Troubleshooting sleep - Part II
We thought it wouldn't get much worse than hourly wake-ups at night.
Here comes month 4.5, after the FL trip with the airplane and 3h time shift, plus all the excitement over the holidays. Mara has been waking up erratically at roughly 20min intervals throughout the past three nights. That, of course, on top of the hourly wakeups that by now mommy has started accepting as normal nighttime behavior.
Mommy and Daddy are trying to figure out why, some of the ideas so far are:
Mommy and Daddy are trying to figure out why, some of the ideas so far are:
- She's too cold/hot cause we have a room heater that's inconsistent (it runs till it's 3 degrees over the temperature, then stops till 3 degrees under! that's 6 degrees of variation!!)
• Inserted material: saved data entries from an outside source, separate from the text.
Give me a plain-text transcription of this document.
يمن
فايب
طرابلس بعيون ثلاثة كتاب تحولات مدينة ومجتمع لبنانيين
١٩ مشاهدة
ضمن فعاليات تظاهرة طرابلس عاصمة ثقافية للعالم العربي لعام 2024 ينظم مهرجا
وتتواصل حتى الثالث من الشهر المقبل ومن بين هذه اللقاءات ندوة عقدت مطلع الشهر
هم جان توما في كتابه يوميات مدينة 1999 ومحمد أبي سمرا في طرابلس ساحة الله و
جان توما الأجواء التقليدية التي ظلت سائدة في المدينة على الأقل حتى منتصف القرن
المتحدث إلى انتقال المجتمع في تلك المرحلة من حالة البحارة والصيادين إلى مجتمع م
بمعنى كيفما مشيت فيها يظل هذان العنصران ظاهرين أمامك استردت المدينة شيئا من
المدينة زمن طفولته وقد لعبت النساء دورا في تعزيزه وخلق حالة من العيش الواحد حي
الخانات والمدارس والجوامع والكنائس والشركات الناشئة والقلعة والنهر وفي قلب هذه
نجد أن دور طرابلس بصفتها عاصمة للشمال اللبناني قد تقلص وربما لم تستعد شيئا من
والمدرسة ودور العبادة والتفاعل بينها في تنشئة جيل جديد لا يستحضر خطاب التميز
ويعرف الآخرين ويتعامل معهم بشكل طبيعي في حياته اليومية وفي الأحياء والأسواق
Does anyone have a recommendation for a room heater that would be better? - She's bothered by the random status lights in the room - baby monitor, room heater, clock, fire alarm. Everything else we had already ducktape-covered.
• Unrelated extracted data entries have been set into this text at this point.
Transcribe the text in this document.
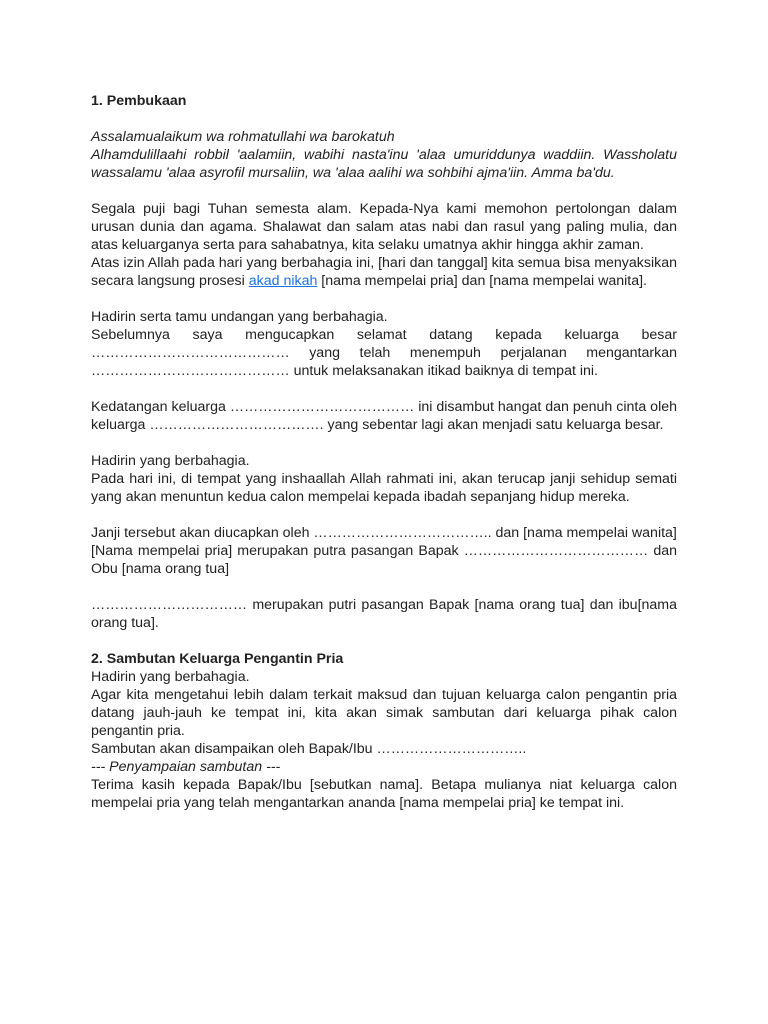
1. Pembukaan

Assalamualaikum wa rohmatullahi wa barokatuh

Alhamdulillaahi robbil 'aalamiin, wabihi nasta'inu 'alaa umuriddunya waddiin. Wassholatu wassalamu 'alaa asyrofil mursaliin, wa 'alaa aalihi wa sohbihi ajma'iin. Amma ba'du.

Segala puji bagi Tuhan semesta alam. Kepada-Nya kami memohon pertolongan dalam urusan dunia dan agama. Shalawat dan salam atas nabi dan rasul yang paling mulia, dan atas keluarganya serta para sahabatnya, kita selaku umatnya akhir hingga akhir zaman.

Atas izin Allah pada hari yang berbahagia ini, [hari dan tanggal] kita semua bisa menyaksikan secara langsung prosesi akad nikah [nama mempelai pria] dan [nama mempelai wanita].

Hadirin serta tamu undangan yang berbahagia.

Sebelumnya saya mengucapkan selamat datang kepada keluarga besar …………………………………… yang telah menempuh perjalanan mengantarkan …………………………………… untuk melaksanakan itikad baiknya di tempat ini.

Kedatangan keluarga ………………………………… ini disambut hangat dan penuh cinta oleh keluarga ………………………………. yang sebentar lagi akan menjadi satu keluarga besar.

Hadirin yang berbahagia.

Pada hari ini, di tempat yang inshaallah Allah rahmati ini, akan terucap janji sehidup semati yang akan menuntun kedua calon mempelai kepada ibadah sepanjang hidup mereka.

Janji tersebut akan diucapkan oleh ……………………………….. dan [nama mempelai wanita]

[Nama mempelai pria] merupakan putra pasangan Bapak ………………………………… dan Obu [nama orang tua]

…………………………… merupakan putri pasangan Bapak [nama orang tua] dan ibu[nama orang tua].

2. Sambutan Keluarga Pengantin Pria

Hadirin yang berbahagia.

Agar kita mengetahui lebih dalam terkait maksud dan tujuan keluarga calon pengantin pria datang jauh-jauh ke tempat ini, kita akan simak sambutan dari keluarga pihak calon pengantin pria.

Sambutan akan disampaikan oleh Bapak/Ibu …………………………..

--- Penyampaian sambutan ---

Terima kasih kepada Bapak/Ibu [sebutkan nama]. Betapa mulianya niat keluarga calon mempelai pria yang telah mengantarkan ananda [nama mempelai pria] ke tempat ini.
Late last night a tired daddy was covering the heater and monitor lights. We only have the clock remaining to keep mommy's sanity in check :-) - She's going through "the switch" and her sleep cycles are transforming from 1h to 1.5h so the transitions between light and deep sleep are more irregular.
- Over the past few weeks we've been switching the nighttime feedings to sidelined instead of cradle hold to help mommy sleep more. Now baby only wants to sleep when cozy next to mommy and complains every time mommy tries to extract herself.
This seems also correlated with Mara not wanting to be held by other people anymore. Recently, several friends have tried to hold her and it resulted in heavy tears within the first minute. She's definitely a lot more clingy to mommy. - Naps are a lot shorter than they were in December - 20-30min mostly and with lots of wakeups. The sleep book we have by Elisabeth Pantley mentions that the longer they nap in the day, the better they sleep at night. Plan for the next few weeks: focus on longer, more consistent naps.
- Establish a regular feeding schedule. We've heard to always go 3 hours between feedings consistently and that might help.